Occupying a basin-shaped area around London and Paris there are beds of Eocene sands and clays which were originally deposited as continuous sheets of sediment in water at first salt, afterwards brackish and to a certain extent fresh. In the Hampshire cliffs and in some parts of the Isle of Wight, we have other patches of these oldest Tertiary sediments. Across the south of Europe, North Africa, Arabia, Persia, the Himalayas, to Java and the Philippine islands, there existed in early Tertiary times a wide sea connecting the Atlantic and Pacific oceans; and it may be that in the Mediterranean of to-day we have a remnant of this large Eocene ocean. Later in the Tertiary period a similar series of beds was deposited which we now refer to as the Oligocene strata; such occurs in the cliffs of Headon hill in the Isle of Wight, containing bones of crocodiles, and turtles, with the relics of a rich flora preserved in the delta deposits of an Oligocene river. At a still later stage the British area was probably dry land, and an open sea existed over the Mediterranean region. In the neighbourhood of Vienna we have beds of this age represented by a succession of sediments, at first marine and afterwards freshwater. Miocene beds occur over a considerable area in Switzerland and the Arctic regions, and they have yielded a rich harvest to palaeobotanical investigators.

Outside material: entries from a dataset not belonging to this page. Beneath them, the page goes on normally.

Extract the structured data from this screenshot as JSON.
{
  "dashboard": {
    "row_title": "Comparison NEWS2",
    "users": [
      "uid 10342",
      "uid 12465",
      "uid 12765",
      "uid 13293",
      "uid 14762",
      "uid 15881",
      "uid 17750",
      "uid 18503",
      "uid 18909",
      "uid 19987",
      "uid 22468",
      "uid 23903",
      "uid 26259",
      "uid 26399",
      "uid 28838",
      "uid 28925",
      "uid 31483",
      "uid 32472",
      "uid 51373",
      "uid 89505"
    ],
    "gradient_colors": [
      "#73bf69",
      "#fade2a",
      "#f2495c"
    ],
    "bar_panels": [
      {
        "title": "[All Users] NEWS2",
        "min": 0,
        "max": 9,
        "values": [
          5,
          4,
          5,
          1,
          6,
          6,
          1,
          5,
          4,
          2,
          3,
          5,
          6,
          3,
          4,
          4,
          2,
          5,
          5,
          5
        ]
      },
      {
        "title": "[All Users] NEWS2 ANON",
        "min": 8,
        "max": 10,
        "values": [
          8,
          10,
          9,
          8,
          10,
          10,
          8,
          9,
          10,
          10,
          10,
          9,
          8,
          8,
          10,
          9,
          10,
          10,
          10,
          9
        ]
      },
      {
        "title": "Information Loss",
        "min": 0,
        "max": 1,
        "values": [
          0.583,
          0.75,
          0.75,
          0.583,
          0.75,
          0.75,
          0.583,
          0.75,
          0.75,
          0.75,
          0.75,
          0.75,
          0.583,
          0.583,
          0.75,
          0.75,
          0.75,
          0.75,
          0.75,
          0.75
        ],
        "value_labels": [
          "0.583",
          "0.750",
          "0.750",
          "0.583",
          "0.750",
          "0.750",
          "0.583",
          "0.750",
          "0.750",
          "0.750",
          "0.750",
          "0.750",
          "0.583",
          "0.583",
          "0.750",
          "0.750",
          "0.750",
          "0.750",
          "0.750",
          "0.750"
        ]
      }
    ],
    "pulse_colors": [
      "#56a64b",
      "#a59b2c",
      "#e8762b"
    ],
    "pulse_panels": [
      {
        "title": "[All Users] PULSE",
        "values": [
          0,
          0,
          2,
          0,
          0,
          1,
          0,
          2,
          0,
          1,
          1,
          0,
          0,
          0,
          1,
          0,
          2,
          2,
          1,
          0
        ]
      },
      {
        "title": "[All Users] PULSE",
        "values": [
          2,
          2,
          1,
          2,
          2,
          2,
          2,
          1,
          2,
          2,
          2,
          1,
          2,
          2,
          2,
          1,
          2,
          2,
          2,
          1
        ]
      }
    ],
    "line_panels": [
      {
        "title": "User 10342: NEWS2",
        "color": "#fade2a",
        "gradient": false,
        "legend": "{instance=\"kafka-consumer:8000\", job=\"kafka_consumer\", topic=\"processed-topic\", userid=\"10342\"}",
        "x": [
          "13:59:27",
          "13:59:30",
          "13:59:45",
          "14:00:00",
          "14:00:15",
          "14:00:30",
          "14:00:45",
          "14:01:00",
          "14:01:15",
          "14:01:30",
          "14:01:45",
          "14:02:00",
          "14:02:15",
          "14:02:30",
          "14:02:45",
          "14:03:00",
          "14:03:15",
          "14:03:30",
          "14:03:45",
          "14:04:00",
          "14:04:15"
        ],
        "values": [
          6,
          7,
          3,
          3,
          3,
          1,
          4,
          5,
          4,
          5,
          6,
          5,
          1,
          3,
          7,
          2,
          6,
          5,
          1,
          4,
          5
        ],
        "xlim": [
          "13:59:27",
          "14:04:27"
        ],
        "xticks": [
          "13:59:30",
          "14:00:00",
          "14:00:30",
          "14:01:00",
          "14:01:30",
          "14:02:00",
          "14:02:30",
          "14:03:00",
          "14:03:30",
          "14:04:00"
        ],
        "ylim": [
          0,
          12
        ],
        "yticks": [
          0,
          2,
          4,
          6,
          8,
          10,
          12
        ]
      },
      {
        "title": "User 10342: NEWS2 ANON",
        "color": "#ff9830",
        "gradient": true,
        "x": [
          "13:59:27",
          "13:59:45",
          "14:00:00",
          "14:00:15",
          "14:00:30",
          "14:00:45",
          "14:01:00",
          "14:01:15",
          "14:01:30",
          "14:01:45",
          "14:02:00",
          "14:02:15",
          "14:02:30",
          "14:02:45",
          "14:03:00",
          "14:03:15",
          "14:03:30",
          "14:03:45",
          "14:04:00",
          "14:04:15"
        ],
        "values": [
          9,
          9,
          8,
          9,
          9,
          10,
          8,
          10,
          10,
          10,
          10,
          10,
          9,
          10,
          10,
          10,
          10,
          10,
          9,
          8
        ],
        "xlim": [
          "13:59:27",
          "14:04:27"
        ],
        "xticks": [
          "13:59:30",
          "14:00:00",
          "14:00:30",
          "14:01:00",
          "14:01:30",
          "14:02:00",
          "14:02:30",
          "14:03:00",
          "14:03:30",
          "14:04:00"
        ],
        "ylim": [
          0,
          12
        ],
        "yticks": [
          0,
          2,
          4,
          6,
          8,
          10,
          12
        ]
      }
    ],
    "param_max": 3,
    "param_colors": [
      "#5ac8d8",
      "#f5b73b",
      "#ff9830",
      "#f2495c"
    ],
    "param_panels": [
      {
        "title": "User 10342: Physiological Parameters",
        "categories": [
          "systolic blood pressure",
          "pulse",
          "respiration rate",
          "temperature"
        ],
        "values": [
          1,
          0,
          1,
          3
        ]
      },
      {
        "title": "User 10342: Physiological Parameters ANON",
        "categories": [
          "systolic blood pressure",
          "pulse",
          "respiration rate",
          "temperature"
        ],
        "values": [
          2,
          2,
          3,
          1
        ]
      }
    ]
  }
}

On the coast of Essex, Suffolk, Norfolk, the south of Cornwall, and other districts there occur beds of shelly sand and gravel long known under the name of ‘Crag.’ The beds have a very modern aspect; the sands have not been converted into sandstones, and the shells have undergone but little change. These materials were for the most part accumulated on the bed of a shallow sea which swept over a portion of East Anglia in Pliocene times. In the sediments of this age northern forms of shells and other organisms make their appearance, and in the Cromer forest-bed there occur portions of drifted trees with sands, clays and gravels, representing in all probability the débris thrown down on the banks of an ancient river. At this time the greater part of the North Sea was probably a low-lying forest-covered region, through which flowed the waters of a large river, of which part still exists in the modern Rhine. The lowering of temperature which became distinctly pronounced in the Pliocene age, continued until the greater part of Britain and north Europe experienced a glacial period, and such conditions obtained as we find to-day in ice-covered Greenland. Finally the ice-sheet melted, the local glaciers of North Wales, the English Lake district and other hilly regions, retreated, and after repeated alterations in level, the land of Great Britain assumed its modern form. The submerged forests and peat beds familiar in many parts of the coast, the diatomaceous deposits of dried up lakes, “remain as the very finger touches of the last geological change.”

GEOLOGICAL EVOLUTION.

The agents of change and geological evolution, which we have passed in brief review, are still constantly at work carrying one step further the history of the earth. A superficial review of geological history gives us an impression of recurring and widespread convulsions, and rapidly effected revolutions in organic life and geographical conditions; on the other hand a closer comparison of the past and present, with due allowance for the enormous period of time represented by the records of the rocks, helps us to realise the continuity of geological evolution. “So that within the whole of the immense period indicated by the fossiliferous stratified rocks, there is assuredly not the slightest proof of any break in the uniformity of Nature’s operations, no indication that events have followed other than a clear and orderly sequence[64].”